Indemnification Clauses During M&A Processes

Indemnification Clauses During M&A Processes

Only a third of M&A transactions actually create added value for new owners, despite the fact that the transactions are designed to increase the value of the business. Take a look at indemnification clauses during M&A processes in the article below.

Corporate Finance and Clauses During M&A Processes

Corporate finance is the field of finance that deals with the sources of funding, the capital structure of corporations, the actions a firm’s managers take to add value to shareholders, and the tools and analysis used to allocate financial resources. Fundamental corporate finance is the goal of maximizing or increasing shareholder value.

Mergers and acquisitions, being a well-known and widely used competitive market institution in developed countries, have a number of undeniable advantages: they serve as a tool for expansion, and external growth, and in already established integrated business groups, they contribute to the “clearing” and consolidation of assets, they can significantly improve companies in the commodity, credit and stock markets, increase its financial stability, make the business more competitive and profitable as a result.

In a merger, the boards of directors of the two companies approve the merger and seek shareholder approval. In a simple takeover, the acquiring company acquires a controlling interest in the acquired company without changing its name or organizational structure.
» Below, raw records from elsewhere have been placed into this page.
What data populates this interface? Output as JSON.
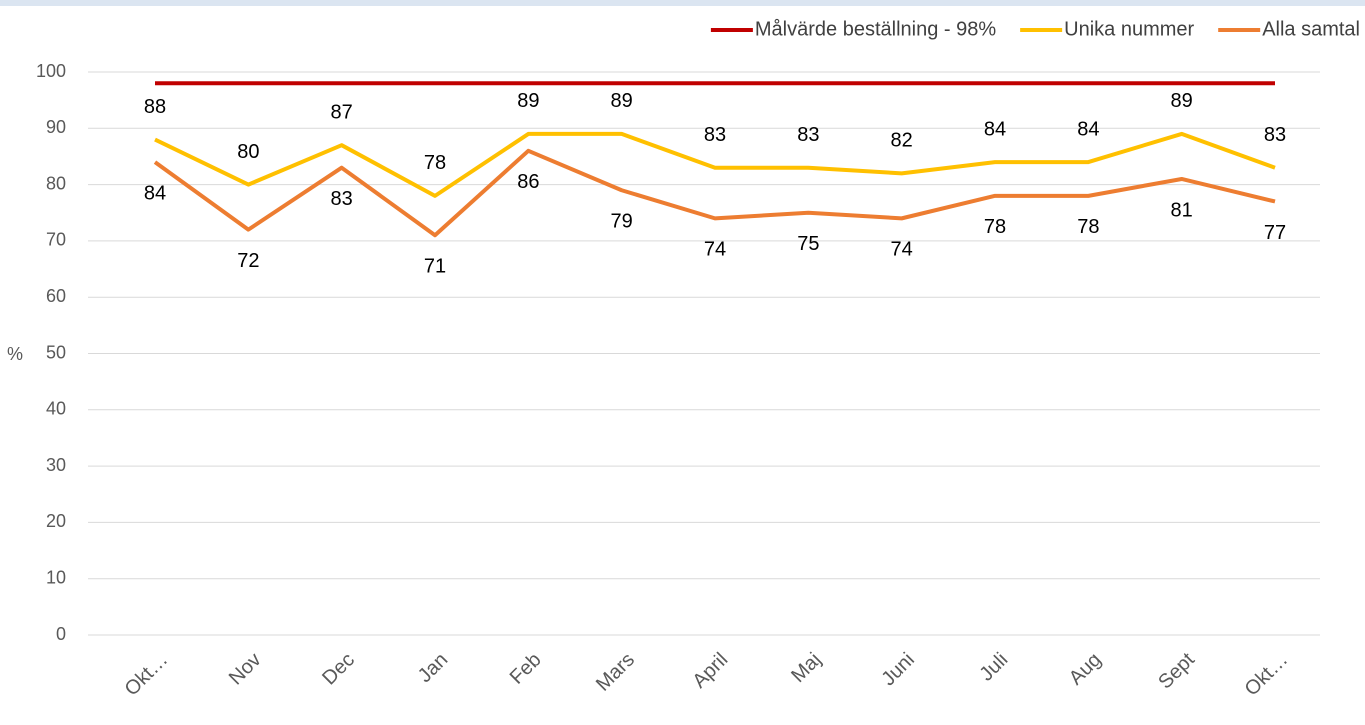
{
  "chart_data": {
    "type": "line",
    "categories": [
      "Okt…",
      "Nov",
      "Dec",
      "Jan",
      "Feb",
      "Mars",
      "April",
      "Maj",
      "Juni",
      "Juli",
      "Aug",
      "Sept",
      "Okt…"
    ],
    "series": [
      {
        "name": "Målvärde beställning - 98%",
        "color": "#c00000",
        "values": [
          98,
          98,
          98,
          98,
          98,
          98,
          98,
          98,
          98,
          98,
          98,
          98,
          98
        ],
        "labels": false
      },
      {
        "name": "Unika nummer",
        "color": "#ffc000",
        "values": [
          88,
          80,
          87,
          78,
          89,
          89,
          83,
          83,
          82,
          84,
          84,
          89,
          83
        ],
        "labels": "above"
      },
      {
        "name": "Alla samtal",
        "color": "#ed7d31",
        "values": [
          84,
          72,
          83,
          71,
          86,
          79,
          74,
          75,
          74,
          78,
          78,
          81,
          77
        ],
        "labels": "below"
      }
    ],
    "ylabel": "%",
    "ylim": [
      0,
      100
    ],
    "yticks": [
      0,
      10,
      20,
      30,
      40,
      50,
      60,
      70,
      80,
      90,
      100
    ],
    "grid": true,
    "legend": "top-right"
  }
}
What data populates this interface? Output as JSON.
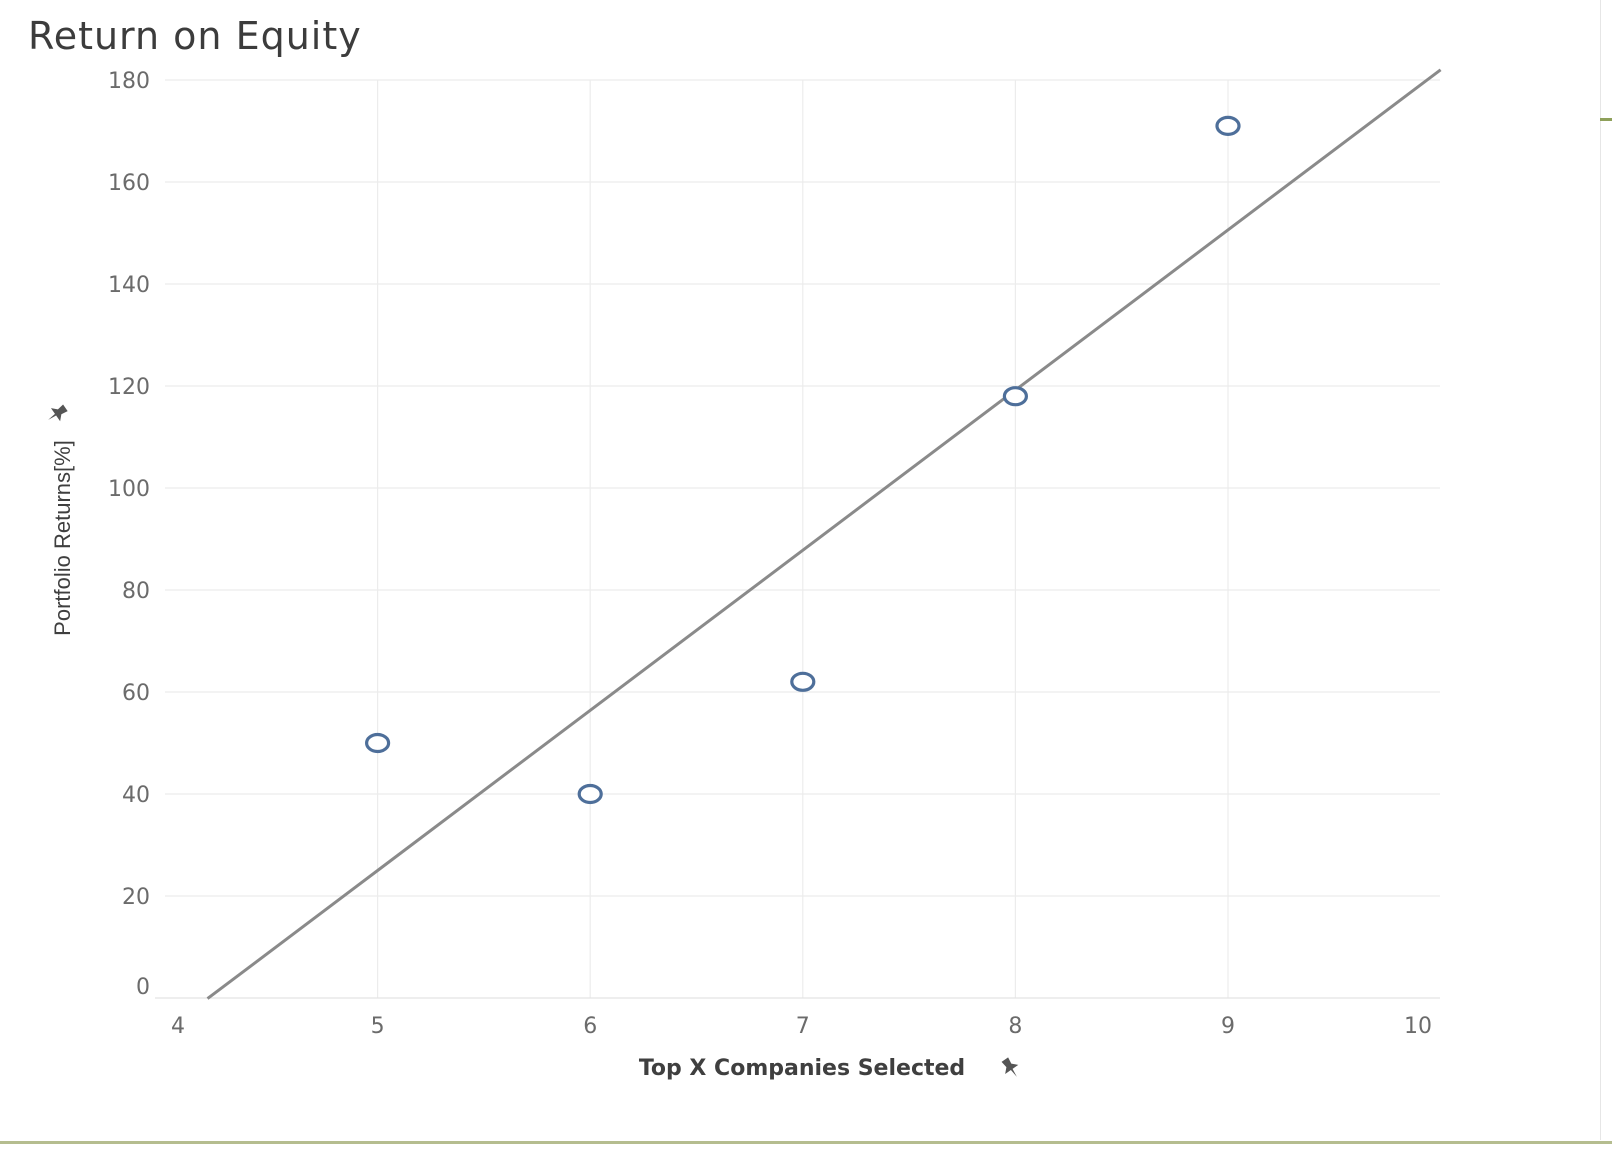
{
  "chart_data": {
    "type": "scatter",
    "title": "Return on Equity",
    "xlabel": "Top X Companies Selected",
    "ylabel": "Portfolio Returns[%]",
    "xlim": [
      4,
      10
    ],
    "ylim": [
      0,
      180
    ],
    "x_ticks": [
      "4",
      "5",
      "6",
      "7",
      "8",
      "9",
      "10"
    ],
    "y_ticks": [
      "0",
      "20",
      "40",
      "60",
      "80",
      "100",
      "120",
      "140",
      "160",
      "180"
    ],
    "points": [
      {
        "x": 5,
        "y": 50
      },
      {
        "x": 6,
        "y": 40
      },
      {
        "x": 7,
        "y": 62
      },
      {
        "x": 8,
        "y": 118
      },
      {
        "x": 9,
        "y": 171
      }
    ],
    "trend_line": {
      "intercept": -132,
      "slope": 31.4,
      "x_start": 4.2,
      "x_end": 10
    },
    "grid": true,
    "colors": {
      "marker": "#4e6f9a",
      "trend": "#8a8a8a",
      "grid": "#ececec"
    },
    "icons": {
      "axis_pin": "pin-icon"
    }
  }
}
Consolidation creates a new company by merging core businesses and abandoning old corporate structures. Shareholders of both companies must approve the consolidation and, upon approval, purchase common stock in the new firm.

Specific situations where a firm may need external financing during M&A processes are:

  • ensuring the current needs of the business (financing of working capital, fulfillment of debt obligations);
  • expansion (modernization) of existing production facilities (additional financing of working capital);
  • bringing the company out of the crisis;
  • buying other businesses.

From the point of view of the management of the initiating company, the takeover of the target company can be considered the implementation of an investment project. Modern economic science contains a sufficient number of approaches to assessing the economic efficiency of investment projects. There are network monitoring tools that offer complex and non-standard configurations that make administrators indispensable in your organization; if they leave it for some reason, then no one will be able to use this polished monitoring tool anymore.

The Examples of Indemnification Clauses During M&A Processes

What are the benefits of an assurance and guarantee insurance policy for strategic buyers during the M&A processes:

  • Better coverage of indemnification conditions.

Working capital management is the management of a company’s cash that is associated with a short-term operating balance of current assets and short-term liabilities; the focus here is on managing cash, inventory, and short-term borrowing and lending.

  • Protection of business relations.

This moment takes into account the specifics of mergers and acquisitions in the technological field because they often have the nature of recruiting engineering and management personnel through the takeover of a company.

  • Simplify the claims recovery process.

Representation and Warranty Insurance Policy provides buyers with an alternative option to satisfy their claims for damages caused by the actions of counterparties.

Besides, some indemnification clauses during M&A processes offer multiple types of licenses, and when you want to increase the number of items controlled or the type of items controlled (applications, business processes, specific servers, etc.), some companies take advantage of this to disproportionately increase costs. Before choosing a tool, take an interest in the licensing system.